Snowflake Investor Day 2022
Snowflake provided guidance of a 34% increase in product sales in fiscal year 2024. We expect product gross margins to be approximately 76% and an adjusted free cash flow margin of 26%. In addition, Snowflake is adjusting its hiring plans for the current fiscal year and expects to add 1,000 employees in fiscal year 24, including potential mergers and acquisitions.
evaluation
We use a two-stage DCF model to estimate the fair value of Snowflake. The model assumes a normalized sales growth rate of 30%, which is consistent with our long-term guidance of $10 billion in FY29 sales.
We expect to be profitable in FY2017, and expand the operating margin to 33.2% in FY2033. I think it’s pretty normal for a software company to have an operating margin of 30-40%.
DCF Model – Author’s Calculations
In this model, the free cash flow conversion is estimated to reach 34% in FY33. Again, this is very normal for software companies. In addition, 10% of WACC is used for the model.
The present value of the company’s free cash flow over the next 10 years is estimated at $8.9 billion, giving a terminal present value of $67 billion. The total enterprise value is therefore estimated at $76 billion. My estimate is that the fair value of the stock is $245 after adjusting for total debt and cash balance.
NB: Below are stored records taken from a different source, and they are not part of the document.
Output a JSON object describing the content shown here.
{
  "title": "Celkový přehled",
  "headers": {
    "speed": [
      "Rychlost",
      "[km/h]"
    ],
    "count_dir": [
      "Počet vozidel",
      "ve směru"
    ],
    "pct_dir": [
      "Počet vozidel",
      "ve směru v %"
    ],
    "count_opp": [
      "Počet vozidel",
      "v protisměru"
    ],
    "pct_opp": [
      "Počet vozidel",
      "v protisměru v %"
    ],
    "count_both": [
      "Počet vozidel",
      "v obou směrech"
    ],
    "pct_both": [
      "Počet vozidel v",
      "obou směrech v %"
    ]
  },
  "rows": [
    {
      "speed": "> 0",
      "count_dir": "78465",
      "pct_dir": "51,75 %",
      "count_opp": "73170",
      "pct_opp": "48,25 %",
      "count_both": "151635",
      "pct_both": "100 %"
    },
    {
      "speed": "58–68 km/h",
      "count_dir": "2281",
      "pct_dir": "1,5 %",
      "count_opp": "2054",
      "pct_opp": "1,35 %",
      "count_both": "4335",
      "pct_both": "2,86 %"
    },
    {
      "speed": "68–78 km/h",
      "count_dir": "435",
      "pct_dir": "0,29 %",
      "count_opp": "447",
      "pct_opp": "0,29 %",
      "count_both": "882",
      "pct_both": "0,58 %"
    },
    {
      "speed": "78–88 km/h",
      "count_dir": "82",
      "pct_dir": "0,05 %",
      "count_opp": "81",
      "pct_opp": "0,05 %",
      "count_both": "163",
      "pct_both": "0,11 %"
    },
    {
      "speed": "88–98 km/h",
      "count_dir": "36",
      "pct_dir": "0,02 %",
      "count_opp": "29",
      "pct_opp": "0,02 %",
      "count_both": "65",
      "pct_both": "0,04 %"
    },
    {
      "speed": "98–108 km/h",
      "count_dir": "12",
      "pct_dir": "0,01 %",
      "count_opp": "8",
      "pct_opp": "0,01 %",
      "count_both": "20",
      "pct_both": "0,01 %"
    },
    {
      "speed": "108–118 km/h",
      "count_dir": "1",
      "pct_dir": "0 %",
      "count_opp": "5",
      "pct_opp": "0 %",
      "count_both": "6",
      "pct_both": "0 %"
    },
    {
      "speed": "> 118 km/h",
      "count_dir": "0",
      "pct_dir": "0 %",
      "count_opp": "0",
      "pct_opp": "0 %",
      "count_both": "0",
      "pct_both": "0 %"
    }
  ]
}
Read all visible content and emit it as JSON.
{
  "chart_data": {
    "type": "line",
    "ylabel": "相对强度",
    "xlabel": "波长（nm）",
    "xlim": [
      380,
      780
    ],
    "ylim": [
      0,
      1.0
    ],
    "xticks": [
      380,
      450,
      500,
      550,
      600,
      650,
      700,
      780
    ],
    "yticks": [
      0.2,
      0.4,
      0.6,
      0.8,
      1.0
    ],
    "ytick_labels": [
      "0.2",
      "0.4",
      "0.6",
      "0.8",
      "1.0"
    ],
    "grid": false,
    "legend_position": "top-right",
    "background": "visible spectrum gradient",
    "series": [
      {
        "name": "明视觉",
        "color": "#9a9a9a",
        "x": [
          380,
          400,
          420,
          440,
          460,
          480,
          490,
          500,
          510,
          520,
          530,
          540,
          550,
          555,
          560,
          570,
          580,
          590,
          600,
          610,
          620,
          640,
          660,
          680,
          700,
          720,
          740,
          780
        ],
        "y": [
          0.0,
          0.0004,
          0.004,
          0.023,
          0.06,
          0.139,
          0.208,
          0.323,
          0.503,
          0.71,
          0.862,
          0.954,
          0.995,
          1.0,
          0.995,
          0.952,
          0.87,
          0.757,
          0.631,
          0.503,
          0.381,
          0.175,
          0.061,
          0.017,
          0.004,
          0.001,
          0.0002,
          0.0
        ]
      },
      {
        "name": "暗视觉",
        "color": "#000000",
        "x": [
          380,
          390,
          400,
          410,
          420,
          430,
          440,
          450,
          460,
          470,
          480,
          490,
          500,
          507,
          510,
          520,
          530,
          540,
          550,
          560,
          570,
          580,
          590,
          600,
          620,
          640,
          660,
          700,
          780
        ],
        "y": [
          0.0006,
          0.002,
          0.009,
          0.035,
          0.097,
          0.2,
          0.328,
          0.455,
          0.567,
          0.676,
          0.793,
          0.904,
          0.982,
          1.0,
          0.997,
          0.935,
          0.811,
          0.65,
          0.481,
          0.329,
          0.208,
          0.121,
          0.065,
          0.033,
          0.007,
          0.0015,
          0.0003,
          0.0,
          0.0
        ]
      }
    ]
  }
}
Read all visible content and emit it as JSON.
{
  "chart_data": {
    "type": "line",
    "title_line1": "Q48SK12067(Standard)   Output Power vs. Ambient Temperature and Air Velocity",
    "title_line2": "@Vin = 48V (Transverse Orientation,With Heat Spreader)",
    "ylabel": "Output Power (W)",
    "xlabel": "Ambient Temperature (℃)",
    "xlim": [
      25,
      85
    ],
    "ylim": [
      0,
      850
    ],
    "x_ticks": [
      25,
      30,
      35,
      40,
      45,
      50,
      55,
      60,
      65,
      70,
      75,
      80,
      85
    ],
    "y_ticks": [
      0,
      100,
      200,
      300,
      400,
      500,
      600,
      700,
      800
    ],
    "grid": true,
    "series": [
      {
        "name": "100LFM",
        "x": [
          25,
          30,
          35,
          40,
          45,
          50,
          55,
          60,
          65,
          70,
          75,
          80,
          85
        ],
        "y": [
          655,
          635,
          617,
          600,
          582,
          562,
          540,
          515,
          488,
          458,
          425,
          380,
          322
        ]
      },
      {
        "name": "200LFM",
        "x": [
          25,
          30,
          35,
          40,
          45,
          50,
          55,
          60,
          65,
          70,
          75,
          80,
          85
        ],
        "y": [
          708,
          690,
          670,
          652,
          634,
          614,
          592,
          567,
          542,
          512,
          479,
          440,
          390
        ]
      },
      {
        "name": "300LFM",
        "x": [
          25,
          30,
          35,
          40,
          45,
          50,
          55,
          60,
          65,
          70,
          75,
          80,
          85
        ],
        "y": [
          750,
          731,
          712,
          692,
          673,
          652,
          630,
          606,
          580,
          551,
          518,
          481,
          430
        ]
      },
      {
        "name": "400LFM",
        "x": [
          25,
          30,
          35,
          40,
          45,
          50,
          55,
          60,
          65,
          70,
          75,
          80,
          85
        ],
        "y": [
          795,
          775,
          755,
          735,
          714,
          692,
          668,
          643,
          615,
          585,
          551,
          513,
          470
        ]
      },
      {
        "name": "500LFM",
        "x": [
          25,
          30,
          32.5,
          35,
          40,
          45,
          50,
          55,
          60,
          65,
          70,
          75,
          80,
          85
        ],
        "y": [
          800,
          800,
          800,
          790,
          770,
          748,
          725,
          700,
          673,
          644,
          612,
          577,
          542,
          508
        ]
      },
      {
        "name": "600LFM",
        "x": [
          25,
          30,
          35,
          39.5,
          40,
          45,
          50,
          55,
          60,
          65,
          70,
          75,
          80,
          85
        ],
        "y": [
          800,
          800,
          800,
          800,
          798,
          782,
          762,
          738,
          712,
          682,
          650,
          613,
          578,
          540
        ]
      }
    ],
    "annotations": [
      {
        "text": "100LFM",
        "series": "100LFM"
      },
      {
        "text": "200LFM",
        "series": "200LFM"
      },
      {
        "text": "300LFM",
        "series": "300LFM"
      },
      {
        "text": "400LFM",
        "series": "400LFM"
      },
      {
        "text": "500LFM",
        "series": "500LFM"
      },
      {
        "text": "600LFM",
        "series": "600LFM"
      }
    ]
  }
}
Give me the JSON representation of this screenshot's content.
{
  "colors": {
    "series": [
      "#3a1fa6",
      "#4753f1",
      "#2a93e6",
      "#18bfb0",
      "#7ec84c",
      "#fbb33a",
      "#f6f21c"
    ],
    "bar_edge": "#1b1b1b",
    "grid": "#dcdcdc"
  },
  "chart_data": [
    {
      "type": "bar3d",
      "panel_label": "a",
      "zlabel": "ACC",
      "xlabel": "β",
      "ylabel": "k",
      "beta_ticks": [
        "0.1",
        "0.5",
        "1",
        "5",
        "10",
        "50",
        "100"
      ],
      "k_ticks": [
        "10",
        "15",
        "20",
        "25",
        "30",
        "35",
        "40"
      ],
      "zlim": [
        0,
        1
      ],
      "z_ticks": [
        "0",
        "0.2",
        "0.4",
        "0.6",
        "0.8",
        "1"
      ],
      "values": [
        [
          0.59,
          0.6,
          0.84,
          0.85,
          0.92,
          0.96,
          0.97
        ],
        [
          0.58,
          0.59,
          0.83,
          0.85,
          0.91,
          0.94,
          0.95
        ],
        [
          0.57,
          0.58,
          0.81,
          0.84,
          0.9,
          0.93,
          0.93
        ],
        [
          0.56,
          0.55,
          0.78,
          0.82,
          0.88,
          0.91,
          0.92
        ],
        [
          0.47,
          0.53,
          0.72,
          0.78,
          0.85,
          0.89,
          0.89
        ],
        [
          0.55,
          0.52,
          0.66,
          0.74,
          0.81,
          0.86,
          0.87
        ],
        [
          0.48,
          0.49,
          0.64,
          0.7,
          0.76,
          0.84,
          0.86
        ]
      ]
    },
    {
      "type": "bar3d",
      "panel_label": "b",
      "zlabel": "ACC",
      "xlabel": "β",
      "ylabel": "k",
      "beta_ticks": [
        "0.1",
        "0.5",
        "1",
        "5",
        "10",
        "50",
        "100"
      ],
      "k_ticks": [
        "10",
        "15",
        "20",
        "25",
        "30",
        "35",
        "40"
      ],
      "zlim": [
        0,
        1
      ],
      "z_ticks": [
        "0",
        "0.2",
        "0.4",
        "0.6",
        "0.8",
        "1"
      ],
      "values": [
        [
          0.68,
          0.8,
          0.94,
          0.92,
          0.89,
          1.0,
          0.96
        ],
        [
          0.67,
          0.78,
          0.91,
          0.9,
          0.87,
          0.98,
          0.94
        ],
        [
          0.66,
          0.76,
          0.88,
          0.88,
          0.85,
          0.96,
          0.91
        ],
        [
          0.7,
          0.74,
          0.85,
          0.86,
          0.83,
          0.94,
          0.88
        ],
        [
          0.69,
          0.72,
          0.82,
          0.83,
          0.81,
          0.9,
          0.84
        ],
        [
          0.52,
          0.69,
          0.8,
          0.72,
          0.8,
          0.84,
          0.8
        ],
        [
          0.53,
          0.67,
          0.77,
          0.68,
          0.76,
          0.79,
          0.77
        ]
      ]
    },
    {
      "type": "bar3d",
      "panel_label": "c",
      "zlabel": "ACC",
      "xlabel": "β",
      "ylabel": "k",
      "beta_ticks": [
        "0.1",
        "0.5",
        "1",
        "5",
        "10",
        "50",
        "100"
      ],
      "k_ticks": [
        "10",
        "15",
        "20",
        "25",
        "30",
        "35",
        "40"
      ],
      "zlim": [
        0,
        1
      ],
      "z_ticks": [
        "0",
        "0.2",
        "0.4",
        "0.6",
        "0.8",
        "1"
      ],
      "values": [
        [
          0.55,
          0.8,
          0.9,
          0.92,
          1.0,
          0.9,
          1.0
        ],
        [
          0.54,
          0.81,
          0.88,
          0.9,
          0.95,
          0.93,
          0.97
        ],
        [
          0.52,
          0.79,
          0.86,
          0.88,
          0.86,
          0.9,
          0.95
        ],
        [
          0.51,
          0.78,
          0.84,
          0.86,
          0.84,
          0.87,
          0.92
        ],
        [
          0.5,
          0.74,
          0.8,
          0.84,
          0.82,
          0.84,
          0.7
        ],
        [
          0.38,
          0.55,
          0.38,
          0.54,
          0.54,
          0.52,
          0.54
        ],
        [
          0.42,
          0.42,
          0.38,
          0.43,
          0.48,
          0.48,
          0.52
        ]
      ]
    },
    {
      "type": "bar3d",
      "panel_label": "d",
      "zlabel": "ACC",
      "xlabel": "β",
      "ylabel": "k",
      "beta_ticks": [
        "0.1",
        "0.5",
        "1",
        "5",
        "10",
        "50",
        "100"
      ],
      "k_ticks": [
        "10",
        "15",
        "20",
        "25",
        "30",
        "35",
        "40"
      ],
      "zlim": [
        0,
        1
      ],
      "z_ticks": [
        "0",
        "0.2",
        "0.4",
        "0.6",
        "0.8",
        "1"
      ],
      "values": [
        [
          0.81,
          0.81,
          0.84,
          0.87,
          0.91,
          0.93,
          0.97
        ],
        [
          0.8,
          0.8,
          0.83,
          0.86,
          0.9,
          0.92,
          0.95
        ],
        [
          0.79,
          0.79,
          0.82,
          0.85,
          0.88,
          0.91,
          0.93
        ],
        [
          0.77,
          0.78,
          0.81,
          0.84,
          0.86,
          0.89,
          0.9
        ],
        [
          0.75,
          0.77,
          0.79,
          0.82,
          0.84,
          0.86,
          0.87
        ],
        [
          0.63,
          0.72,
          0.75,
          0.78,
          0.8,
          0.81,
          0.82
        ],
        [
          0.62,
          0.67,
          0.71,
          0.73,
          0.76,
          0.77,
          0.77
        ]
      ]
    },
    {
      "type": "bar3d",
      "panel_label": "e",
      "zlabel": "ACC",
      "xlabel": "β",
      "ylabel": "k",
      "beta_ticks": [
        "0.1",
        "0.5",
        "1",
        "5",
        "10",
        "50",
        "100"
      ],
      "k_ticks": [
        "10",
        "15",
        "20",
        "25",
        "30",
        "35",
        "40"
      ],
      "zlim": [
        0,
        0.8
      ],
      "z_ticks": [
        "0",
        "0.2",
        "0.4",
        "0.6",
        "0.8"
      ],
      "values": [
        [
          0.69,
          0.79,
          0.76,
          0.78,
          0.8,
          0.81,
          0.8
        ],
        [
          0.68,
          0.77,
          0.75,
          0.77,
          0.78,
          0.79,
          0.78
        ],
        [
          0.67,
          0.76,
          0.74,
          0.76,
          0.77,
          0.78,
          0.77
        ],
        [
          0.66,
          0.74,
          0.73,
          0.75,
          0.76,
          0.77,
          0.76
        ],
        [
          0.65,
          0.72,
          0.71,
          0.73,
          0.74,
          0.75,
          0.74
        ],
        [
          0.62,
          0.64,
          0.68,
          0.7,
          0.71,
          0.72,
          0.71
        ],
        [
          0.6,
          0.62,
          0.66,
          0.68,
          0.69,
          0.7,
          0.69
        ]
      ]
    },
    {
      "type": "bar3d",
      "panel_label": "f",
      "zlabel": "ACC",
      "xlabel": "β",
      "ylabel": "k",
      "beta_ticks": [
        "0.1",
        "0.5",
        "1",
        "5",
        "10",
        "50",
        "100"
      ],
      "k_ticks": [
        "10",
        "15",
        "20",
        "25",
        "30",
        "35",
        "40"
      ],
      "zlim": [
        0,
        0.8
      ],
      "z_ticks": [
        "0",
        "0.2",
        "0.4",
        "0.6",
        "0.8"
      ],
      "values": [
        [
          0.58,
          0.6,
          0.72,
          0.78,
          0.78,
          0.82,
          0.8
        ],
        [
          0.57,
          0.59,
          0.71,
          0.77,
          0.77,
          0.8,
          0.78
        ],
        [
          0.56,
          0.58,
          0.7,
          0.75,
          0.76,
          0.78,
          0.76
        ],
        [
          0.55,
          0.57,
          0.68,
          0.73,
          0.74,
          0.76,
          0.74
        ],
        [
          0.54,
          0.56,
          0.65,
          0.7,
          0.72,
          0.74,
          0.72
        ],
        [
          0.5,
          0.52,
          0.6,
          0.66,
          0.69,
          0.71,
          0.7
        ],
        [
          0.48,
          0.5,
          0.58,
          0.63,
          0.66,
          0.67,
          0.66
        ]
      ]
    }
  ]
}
DCF Model – Author’s Calculations
In addition to the DCF model, we compare growth software companies such as ServiceNow, Adobe, and Microsoft using the ratio of current market capitalization to projected five-year sales. As the table below shows, Snowflake’s sales multiple is not significantly different from its competitors. However, it is important to note that Snowflake is targeting a 36% compound annual growth rate over the next few years, which is the highest growth rate among these peers.
Author’s calculation
Conclusion
Throughout my 15-year investment career, I have always sought out technology disruptors before they were widely recognized by the market. I always ask myself some important questions.
- What is the potential market size that the new technology could create or replace within the next decade? How steep is the adoption curve?
- How much growth can your company achieve, and does it have the resources and strong leadership needed to deliver that growth?
- What competitive advantage or “moat” does the company establish to prevent other companies from entering the same space?
Analyzing Snowflake, it meets all the criteria I have for a future unstoppable disruptor. The company has demonstrated significant growth potential, has the technology and effective leadership to realize that potential, and has the ability to create and sustain a competitive advantage in the market.
Based on my assessment, I would strongly advise long-term investors to consider owning this remarkable company at its current price.